À défaut d’opposition, la procédure sans audience se déroule conformément au droit commun : elle est exclusivement écrite, sauf à préciser que la communication entre les parties est faite par notification entre avocats et qu’il en est justifié dans les délais impartis par le juge (Ord. n° 2020-304, art. 8, al. 2), la circulaire (CIV/02/20, 26 mars 2020, p. 13) ajoutant que « les parties peuvent échanger leurs écritures et leurs pièces par tout moyen, conformément à l’article 6 de l’ordonnance », son alinéa 1er plus précisément. Il peut être déduit des termes de l’article 8 qu’il est applicable en toute matière, sous les seules réserves explicitement prévues quant au droit d’opposition des parties.

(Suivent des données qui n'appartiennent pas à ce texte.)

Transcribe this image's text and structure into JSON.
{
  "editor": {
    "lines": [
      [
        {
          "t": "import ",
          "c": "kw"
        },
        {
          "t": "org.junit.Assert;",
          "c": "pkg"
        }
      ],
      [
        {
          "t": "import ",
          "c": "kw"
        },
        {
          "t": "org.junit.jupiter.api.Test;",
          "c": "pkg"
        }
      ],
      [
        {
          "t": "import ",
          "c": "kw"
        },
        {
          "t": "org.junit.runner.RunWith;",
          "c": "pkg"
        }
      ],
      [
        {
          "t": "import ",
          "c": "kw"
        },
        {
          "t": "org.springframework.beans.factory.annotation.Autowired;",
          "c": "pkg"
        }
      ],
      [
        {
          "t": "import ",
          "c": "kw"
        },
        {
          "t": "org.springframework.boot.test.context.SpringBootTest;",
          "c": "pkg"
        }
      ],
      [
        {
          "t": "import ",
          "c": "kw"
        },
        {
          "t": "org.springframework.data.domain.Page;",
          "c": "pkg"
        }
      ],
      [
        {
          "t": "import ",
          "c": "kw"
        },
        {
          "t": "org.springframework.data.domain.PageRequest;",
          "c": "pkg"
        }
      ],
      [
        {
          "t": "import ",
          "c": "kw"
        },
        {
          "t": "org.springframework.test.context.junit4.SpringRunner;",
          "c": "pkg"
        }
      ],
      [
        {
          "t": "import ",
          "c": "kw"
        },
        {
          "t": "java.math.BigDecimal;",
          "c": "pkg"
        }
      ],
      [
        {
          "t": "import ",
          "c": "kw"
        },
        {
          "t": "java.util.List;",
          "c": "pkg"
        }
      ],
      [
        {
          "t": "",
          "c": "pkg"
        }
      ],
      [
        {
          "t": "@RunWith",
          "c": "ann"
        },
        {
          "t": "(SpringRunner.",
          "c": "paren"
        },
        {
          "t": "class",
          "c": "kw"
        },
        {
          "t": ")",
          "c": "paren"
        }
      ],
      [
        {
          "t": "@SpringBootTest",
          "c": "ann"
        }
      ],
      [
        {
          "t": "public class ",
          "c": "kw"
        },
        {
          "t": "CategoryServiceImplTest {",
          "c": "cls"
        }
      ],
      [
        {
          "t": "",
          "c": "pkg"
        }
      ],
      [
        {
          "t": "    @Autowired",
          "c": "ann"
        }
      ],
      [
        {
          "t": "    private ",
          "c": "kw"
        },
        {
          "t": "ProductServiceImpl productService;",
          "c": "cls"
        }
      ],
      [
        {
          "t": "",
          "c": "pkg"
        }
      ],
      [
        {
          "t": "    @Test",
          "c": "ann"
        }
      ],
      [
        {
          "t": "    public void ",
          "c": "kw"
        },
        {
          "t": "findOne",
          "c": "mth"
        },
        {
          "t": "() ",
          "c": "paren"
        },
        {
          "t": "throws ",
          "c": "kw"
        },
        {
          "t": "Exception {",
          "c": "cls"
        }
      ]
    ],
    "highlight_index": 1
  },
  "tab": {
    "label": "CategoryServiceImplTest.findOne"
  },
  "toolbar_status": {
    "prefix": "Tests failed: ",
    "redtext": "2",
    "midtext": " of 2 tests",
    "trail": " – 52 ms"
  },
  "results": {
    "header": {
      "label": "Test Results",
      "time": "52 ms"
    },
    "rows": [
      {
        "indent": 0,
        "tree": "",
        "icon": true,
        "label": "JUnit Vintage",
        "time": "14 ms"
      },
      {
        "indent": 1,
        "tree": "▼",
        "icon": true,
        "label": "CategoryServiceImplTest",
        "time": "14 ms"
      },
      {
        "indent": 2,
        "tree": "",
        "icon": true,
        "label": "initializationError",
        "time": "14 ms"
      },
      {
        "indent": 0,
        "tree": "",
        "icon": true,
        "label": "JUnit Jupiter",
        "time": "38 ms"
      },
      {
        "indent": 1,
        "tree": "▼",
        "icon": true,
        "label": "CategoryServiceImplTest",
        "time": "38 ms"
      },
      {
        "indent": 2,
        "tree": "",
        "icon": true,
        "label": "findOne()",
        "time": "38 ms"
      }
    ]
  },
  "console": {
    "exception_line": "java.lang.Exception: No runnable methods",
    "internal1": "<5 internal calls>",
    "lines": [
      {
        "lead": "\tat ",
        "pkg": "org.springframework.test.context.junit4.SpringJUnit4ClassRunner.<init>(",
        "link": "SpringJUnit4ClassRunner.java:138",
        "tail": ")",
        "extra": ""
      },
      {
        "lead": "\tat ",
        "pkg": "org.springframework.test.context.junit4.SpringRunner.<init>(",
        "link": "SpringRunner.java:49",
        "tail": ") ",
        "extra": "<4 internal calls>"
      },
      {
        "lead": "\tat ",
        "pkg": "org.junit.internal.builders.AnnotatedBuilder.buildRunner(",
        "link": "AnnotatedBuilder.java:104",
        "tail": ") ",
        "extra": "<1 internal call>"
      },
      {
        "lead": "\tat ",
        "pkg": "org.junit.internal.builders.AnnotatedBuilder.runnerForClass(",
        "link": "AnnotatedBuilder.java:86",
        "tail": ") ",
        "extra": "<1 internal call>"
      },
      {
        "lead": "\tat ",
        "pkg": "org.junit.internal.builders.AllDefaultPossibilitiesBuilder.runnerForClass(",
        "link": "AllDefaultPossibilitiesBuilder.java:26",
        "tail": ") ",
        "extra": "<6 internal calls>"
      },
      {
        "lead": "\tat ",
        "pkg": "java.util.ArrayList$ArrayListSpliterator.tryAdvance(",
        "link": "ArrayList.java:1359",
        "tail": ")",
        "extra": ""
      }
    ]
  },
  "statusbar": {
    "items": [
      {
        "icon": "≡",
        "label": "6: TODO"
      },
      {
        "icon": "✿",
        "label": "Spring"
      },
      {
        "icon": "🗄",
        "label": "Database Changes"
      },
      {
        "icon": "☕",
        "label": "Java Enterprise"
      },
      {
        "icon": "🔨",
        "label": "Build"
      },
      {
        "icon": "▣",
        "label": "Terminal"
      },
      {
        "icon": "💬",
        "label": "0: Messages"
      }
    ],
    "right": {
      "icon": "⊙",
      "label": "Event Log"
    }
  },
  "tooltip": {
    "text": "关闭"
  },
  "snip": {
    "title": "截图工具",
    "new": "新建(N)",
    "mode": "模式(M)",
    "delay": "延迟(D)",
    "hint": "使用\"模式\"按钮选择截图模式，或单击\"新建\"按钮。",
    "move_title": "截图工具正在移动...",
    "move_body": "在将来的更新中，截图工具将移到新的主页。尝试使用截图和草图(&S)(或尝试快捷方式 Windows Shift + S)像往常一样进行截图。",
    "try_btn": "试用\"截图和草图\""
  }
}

La circulaire apporte de fait des précisions en ce qui concerne son application en matière familiale (notamment en ce qui concerne les demandes d’ordonnance de protection) et dans les contentieux civils relevant du juge des libertés et de la détention (CSP, art. L. 3211-12-2, pour l’hospitalisation sous contrainte ; CESEDA, art. R. 552-9, pour le contentieux des étrangers). Elle rappelle aussi que, dans les procédures qui n’entrent pas dans le champ d’application de cet article, lorsque les parties ne sont ni assistées ni représentées par un avocat ou qu’elles sont assistées ou représentées par une personne autre qu’un avocat, il reste toujours possible, avec l’accord de toutes les parties, d’appliquer les règles générales de la procédure sans audience (CIV/02/20, 26 mars 2020, p. 13). Ici encore, si ce dispositif, contesté, n’a pas été suspendu par le juge des référés du Conseil d’État, il serait cependant judicieux que les juges saisis des contentieux entrant pas dans le champ d’application de cet article en fassent une application mesurée en essayant, toujours, de recueillir l’accord des parties.